Sangat menytsal sekali, aku anggap bahwa hal itu tidak perlu!” “Tapi aku sudah berjanji kepada mereka hendak mencarikan orang, maka kuanggap itu perlu!”

“Itu adalah urusanmu sendiri.” “Kau tidak pergi?”

“Tidak!”

“Ingin aku turun tangan?” “Terserah!”

Hui Kiam lalu ulur tangan menyambar tangan wanita itu, tapi dengan cepat wanita itu sudah berhasil mengelakkan sambaran tangan tersebut.

Hui Kiam terperanjat, ternyata kepandaian nona itu agaknya tidak di bawah kepandaiannya sendiri hanya dengan caranya berkelit itu saja dalam rimba persilatan sudah jarang tertampak.

la kini sudah rubah siasat, dengan satu gerakan luar biasa cepatnya ia menyerang dengan amat dahysat.

Sambil ketawa Wanita Tanpa Sukma menyambuti serangan tersebut.

Tatkala kekuatan tenaga kedua pihak saling beradu, masing- masing nampak mundur satu langkah.   Hui Kiam terperanjat, ia tidak menyangka bahwa kekuatan tenaga Wanita Tanpa Sukma itu ternyata berimbang dengan kekuatannya sendiri.

Di muka paras Wanita Tanpa Sukma masih tetap ramai dengan senyumannya, sikapnya itu benar-benar sangat menggiurkan.

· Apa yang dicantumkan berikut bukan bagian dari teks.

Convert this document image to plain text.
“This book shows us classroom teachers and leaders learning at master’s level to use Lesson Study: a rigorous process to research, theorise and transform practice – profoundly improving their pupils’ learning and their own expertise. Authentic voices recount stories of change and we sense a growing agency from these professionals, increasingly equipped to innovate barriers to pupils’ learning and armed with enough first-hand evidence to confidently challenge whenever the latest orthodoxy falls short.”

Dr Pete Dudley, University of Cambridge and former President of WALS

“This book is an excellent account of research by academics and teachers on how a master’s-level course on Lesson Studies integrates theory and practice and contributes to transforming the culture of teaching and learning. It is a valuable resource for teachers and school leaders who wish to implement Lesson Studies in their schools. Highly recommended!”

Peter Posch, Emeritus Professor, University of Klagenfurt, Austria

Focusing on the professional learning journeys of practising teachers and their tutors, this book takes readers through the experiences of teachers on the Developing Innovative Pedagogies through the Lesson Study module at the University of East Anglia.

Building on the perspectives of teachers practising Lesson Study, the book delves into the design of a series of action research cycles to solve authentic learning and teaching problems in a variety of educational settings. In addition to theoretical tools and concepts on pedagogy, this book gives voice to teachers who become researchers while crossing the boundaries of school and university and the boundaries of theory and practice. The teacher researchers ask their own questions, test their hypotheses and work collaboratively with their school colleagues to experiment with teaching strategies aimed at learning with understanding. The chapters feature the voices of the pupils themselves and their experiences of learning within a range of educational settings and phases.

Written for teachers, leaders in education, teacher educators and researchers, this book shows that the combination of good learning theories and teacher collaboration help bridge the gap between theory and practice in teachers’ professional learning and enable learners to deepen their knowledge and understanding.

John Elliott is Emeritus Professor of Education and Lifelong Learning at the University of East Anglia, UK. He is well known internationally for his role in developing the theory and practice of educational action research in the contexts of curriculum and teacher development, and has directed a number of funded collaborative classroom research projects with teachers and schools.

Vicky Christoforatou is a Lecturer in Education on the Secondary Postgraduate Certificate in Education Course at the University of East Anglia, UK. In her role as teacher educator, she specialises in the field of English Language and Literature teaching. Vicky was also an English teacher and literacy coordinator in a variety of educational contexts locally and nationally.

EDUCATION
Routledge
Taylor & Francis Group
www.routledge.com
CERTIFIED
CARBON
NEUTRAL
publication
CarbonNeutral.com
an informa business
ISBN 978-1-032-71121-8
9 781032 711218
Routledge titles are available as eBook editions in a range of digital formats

Ia berkata:

“Penggali Makam, kekuatanmu benar-benar sukar dicari tandingannya, tapi kau masih belum mampu membinasakan aku, kau harus mengakui kenyataan ini. Sampai ketemu di lain waktu.”

Ucapan terakhir masih berkumandang di telinga Hui Kiam, orangnya sudah menghilang dari depan matanya. Hui Kiam tidak menduga perempuan itu akan pergi, sesaat setelah merasa terkejut 1antas bergerak untuk mengejar, tapi ternyata sudah tidak berhasil menyandaknya hingga cuma bisa berkata sendiri sambil menggabrukkan kakinya: ''Kau tidak akan bisa lolos!”

Keluar dari dalam rimba, Hui Kiam melanjutkan perjalanannya melalui jalan raya.

Belum berapa lama ia berjalan, di telinganya tiba-tiba terdengar suara orang berpantun dengan suaranya yang mengalun.

“Minum beberapa cawan arak dalam kedai minuman di jalan. Dalam keadaan mabuk alis dikerutkan.

Tidak mungkin akan ketiduran.

Kapan aku sadar dari mabuknya, tahu atau tidak? Benar menjadi kurus lantaran dia.

Aha, kurus lantaran si dia!”

Demikian rentetan syair yang dinyanyikan yang disusul oleh suara keluhan setelah mengakhiri syairnya.

Itu adalah sebuah syair dari seorang penyair di dalam Song Selatan.

Karena merasa ketarik, Hui Kiam menoleh tapi apa yang dilihatnya merasa hatinya mendelu, sebab orang yang menyanyikan syair itu tadi ternyata cuma satu pengemis muda yang usianya kira- kira tujuh atau delapan belas tahun, mukanya mesum, pakaiannya kotor, ruyung yang dinamakan ruyung penggebuk anjing dipanggul di pundaknya, sepasang kakinya telanjang berjalan seenaknya.

Hui Kiam mengawasi sejenak, terus melanjutkan perjalanannya.

Suara nyanyian terdengar pula dan kali ini pengemis muda itu menyanyikan syairnya Hoan Tiong Am bagian terakhir. “Hati sudah patah tidak bisa mabuk lagi.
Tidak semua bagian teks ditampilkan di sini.